Of course, as a bioinformatician, I am aware of many large-scale open-source bioinformatics datasets, such as
- the ENCODE consortium www.encodeproject.org, RNA-Seq, ChIP-Seq and so on),
- the Roadmap Epigenomics consortium www.roadmapepigenomics.org, RNA-Seq, Chip-Seq, Bilsulfite-Seq),
- the IHEC consortium www.ihec-epigenomes.org, RNA-Seq, Chip-Seq, Bilsulfite-Seq),
- the TCGA/ICGC consortia www.cancergenome.nih.gov, www.icgc.org, large-scale cancer data, DNA-Seq, RNA-Seq, etc.) and
- the LINCS consortium www.lincscloud.org/l1000 , gene expression for more than a million of different perurbation experiments).

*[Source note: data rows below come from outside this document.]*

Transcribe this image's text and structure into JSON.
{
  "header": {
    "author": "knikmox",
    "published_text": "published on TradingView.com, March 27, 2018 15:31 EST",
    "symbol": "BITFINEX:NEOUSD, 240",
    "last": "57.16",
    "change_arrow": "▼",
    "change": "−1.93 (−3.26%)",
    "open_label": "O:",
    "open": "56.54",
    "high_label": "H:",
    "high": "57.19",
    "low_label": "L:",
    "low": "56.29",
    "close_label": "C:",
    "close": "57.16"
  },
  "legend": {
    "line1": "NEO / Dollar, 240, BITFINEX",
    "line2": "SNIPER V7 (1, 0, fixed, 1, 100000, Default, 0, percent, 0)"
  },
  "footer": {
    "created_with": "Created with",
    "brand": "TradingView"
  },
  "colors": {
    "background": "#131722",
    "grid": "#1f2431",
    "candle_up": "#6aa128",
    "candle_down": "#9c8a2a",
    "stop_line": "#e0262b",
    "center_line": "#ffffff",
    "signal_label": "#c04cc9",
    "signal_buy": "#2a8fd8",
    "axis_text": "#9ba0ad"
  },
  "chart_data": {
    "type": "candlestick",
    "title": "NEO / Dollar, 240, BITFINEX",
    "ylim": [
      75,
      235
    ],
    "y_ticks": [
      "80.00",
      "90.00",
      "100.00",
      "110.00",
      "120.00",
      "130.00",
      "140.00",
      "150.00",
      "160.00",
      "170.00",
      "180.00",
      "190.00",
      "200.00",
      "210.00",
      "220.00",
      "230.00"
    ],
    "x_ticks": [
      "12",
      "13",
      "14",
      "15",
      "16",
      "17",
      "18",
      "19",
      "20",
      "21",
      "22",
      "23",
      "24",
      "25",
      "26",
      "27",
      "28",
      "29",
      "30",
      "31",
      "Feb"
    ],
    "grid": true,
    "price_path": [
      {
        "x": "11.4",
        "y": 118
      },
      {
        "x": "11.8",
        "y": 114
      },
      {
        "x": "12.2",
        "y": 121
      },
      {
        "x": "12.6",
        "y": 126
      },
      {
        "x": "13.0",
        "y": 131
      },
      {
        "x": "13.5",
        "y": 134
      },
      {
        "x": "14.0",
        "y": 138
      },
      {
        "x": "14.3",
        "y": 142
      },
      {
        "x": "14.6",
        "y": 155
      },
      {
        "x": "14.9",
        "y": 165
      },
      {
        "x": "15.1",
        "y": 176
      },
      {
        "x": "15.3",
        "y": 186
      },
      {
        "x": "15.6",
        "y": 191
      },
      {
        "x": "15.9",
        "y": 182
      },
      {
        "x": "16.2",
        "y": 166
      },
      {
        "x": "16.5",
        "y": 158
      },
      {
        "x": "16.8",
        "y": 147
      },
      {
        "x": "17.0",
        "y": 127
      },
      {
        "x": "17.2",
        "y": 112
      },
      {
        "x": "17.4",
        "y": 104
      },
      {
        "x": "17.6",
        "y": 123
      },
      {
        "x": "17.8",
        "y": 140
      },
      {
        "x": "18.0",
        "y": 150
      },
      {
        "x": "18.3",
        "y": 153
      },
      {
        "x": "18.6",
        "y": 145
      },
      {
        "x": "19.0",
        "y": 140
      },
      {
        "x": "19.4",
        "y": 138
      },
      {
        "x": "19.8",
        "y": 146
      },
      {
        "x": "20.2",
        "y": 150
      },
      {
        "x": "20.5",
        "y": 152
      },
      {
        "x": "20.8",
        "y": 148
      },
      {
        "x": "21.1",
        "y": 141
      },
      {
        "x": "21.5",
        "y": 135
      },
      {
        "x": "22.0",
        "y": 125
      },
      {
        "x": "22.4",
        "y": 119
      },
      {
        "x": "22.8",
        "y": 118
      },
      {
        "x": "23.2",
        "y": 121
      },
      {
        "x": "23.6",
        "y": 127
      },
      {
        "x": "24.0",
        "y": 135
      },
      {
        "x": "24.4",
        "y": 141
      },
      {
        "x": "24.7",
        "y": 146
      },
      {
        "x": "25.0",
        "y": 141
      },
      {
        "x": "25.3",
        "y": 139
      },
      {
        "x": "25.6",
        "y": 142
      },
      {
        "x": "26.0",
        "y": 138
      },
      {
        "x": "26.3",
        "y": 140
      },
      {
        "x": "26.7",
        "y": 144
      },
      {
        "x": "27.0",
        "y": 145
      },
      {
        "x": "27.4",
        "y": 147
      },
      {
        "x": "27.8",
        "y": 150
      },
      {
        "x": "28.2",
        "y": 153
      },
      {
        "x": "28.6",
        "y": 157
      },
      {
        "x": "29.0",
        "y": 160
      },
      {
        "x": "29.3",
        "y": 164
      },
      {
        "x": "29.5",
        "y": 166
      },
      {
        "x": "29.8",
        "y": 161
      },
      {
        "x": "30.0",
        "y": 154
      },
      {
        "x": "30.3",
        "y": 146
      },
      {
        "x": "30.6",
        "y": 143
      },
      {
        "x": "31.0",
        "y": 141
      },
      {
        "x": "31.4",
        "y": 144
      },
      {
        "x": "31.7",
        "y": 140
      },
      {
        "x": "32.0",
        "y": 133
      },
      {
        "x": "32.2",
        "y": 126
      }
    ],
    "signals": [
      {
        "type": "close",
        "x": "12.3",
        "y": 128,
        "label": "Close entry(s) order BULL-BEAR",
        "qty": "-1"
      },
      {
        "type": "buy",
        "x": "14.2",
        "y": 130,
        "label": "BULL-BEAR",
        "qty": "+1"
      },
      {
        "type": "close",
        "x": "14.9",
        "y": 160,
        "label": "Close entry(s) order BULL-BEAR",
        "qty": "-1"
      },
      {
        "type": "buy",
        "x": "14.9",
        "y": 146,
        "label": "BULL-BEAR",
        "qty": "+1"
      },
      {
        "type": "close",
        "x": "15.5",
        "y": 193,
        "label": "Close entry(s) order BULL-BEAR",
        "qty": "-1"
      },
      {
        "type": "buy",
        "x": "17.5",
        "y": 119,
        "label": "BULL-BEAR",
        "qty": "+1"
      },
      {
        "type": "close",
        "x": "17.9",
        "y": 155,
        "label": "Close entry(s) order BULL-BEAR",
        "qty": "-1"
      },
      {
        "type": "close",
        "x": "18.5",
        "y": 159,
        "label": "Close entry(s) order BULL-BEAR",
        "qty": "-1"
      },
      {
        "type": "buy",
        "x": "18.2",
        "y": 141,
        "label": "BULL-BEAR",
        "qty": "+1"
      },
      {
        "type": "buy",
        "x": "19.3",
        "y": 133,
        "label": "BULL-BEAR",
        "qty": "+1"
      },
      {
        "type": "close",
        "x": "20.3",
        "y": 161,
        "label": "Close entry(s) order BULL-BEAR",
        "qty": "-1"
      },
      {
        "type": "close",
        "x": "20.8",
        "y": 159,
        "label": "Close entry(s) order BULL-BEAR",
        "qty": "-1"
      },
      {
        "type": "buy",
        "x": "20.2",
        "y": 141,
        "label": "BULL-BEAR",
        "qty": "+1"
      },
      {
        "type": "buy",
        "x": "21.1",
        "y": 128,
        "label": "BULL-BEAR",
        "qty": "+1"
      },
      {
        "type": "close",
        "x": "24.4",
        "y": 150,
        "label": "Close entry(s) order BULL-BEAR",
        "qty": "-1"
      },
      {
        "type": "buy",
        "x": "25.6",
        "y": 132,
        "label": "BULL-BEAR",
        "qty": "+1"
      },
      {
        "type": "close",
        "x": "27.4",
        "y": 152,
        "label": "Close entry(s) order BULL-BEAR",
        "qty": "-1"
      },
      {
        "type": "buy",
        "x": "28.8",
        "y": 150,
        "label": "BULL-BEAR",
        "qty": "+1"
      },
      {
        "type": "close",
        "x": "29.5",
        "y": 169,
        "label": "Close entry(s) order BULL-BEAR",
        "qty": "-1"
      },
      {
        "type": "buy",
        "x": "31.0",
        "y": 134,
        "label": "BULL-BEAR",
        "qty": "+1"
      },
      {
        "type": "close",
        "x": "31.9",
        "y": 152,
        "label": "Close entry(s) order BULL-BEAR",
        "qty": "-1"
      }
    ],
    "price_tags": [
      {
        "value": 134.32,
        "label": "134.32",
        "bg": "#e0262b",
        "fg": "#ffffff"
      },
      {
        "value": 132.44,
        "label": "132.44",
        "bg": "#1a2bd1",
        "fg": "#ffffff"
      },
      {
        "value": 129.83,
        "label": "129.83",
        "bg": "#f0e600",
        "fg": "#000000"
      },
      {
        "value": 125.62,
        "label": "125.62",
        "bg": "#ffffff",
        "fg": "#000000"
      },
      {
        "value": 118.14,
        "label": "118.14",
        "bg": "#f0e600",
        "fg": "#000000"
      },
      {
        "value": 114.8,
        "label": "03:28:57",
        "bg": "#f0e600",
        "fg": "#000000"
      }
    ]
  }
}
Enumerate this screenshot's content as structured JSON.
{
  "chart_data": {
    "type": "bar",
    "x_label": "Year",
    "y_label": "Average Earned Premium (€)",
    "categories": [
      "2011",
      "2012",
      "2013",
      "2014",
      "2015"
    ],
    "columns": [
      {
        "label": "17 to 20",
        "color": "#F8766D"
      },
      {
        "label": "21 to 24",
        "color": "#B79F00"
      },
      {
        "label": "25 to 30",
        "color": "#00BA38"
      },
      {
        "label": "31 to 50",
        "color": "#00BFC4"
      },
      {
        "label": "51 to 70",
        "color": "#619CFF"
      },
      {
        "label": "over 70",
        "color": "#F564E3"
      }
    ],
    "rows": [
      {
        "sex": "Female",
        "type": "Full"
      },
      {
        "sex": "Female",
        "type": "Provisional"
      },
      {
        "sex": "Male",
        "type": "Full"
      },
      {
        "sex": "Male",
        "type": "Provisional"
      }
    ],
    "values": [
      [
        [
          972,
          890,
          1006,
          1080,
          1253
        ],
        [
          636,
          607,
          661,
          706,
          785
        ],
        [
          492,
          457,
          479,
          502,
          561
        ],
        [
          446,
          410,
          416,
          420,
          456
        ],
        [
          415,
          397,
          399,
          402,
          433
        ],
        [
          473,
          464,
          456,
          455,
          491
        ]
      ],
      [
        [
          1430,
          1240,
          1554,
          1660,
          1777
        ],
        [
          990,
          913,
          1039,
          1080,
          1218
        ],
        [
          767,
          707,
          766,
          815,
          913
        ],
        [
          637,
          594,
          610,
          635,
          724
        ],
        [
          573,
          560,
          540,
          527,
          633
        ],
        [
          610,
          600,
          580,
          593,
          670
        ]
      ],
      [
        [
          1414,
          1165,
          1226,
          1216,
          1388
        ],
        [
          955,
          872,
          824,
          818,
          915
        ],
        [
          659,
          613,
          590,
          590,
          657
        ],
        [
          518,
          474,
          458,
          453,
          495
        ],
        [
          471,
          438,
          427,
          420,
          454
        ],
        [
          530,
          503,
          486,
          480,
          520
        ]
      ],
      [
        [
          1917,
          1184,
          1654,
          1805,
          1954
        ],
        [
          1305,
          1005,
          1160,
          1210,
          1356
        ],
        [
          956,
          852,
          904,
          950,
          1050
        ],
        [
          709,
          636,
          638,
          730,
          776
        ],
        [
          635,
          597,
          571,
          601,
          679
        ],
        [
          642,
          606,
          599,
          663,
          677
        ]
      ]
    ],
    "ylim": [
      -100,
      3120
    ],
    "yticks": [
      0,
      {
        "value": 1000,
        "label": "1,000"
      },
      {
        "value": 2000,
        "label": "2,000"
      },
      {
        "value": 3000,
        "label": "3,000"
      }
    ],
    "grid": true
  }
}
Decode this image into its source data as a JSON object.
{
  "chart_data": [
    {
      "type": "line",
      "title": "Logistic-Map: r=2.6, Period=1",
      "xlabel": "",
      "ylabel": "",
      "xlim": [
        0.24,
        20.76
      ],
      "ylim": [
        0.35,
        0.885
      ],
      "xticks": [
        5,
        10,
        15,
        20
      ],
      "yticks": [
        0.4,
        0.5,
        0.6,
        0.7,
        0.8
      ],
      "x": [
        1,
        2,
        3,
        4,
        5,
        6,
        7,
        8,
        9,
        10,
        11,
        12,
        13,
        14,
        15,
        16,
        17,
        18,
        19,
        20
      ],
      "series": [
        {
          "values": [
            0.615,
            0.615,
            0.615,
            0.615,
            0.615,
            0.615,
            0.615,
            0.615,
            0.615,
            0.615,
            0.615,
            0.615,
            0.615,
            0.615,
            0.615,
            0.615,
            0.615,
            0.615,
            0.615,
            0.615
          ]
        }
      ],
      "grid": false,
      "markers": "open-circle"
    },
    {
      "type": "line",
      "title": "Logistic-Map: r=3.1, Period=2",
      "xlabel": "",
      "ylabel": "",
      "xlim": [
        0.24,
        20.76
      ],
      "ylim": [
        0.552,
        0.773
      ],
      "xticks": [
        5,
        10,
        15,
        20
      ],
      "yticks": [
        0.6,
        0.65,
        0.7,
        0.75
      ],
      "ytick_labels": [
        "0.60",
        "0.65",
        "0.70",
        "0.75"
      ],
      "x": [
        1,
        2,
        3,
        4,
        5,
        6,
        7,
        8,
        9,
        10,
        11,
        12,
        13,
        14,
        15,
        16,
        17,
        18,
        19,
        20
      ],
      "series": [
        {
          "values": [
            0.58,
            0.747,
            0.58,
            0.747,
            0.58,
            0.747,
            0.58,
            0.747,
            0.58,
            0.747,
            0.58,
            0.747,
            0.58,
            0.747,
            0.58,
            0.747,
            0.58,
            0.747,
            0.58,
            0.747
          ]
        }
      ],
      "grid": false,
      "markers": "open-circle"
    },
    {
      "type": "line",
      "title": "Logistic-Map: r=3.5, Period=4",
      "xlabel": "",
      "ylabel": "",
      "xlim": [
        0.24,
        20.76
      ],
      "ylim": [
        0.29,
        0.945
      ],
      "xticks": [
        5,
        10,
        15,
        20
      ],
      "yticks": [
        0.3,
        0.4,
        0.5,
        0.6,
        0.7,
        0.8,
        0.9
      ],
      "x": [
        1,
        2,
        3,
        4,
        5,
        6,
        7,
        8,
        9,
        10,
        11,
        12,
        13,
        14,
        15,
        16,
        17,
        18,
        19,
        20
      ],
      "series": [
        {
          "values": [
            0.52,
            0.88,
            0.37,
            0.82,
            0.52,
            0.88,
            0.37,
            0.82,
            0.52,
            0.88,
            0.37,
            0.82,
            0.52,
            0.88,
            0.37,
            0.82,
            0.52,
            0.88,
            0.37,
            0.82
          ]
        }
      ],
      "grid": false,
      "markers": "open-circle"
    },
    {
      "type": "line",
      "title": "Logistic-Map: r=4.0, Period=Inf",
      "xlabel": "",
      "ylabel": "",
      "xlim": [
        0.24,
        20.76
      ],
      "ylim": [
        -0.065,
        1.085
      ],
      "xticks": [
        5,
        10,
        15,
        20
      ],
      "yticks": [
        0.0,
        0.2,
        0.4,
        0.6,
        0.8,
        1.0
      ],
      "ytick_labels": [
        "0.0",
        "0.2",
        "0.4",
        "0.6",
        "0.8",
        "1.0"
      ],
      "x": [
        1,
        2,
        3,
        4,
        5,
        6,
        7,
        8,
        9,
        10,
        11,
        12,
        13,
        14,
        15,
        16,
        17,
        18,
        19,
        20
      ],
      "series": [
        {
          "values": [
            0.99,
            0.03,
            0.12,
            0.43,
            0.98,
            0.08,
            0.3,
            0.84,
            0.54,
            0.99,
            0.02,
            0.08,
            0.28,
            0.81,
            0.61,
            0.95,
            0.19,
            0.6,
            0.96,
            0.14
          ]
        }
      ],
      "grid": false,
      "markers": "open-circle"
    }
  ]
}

I am wondering, however, what other wonderful datasets, the are both large and open-source, are currently available. That might include things like RNA-Seq, Chip-Seq, Bisulfite-Seq, whole genome sequencing, WGAS, and many other assays (not necessarily NGS-related, though that is what I am mostly looking for).
Also things like the (neural) connectome of certain species (in any event large data) could be of interest.
There are quite some GEO datasets that at least partially fulfil these requirements, but most are simply having to few data samples in order to be interesting to me.
Your comments are greatly appreciated!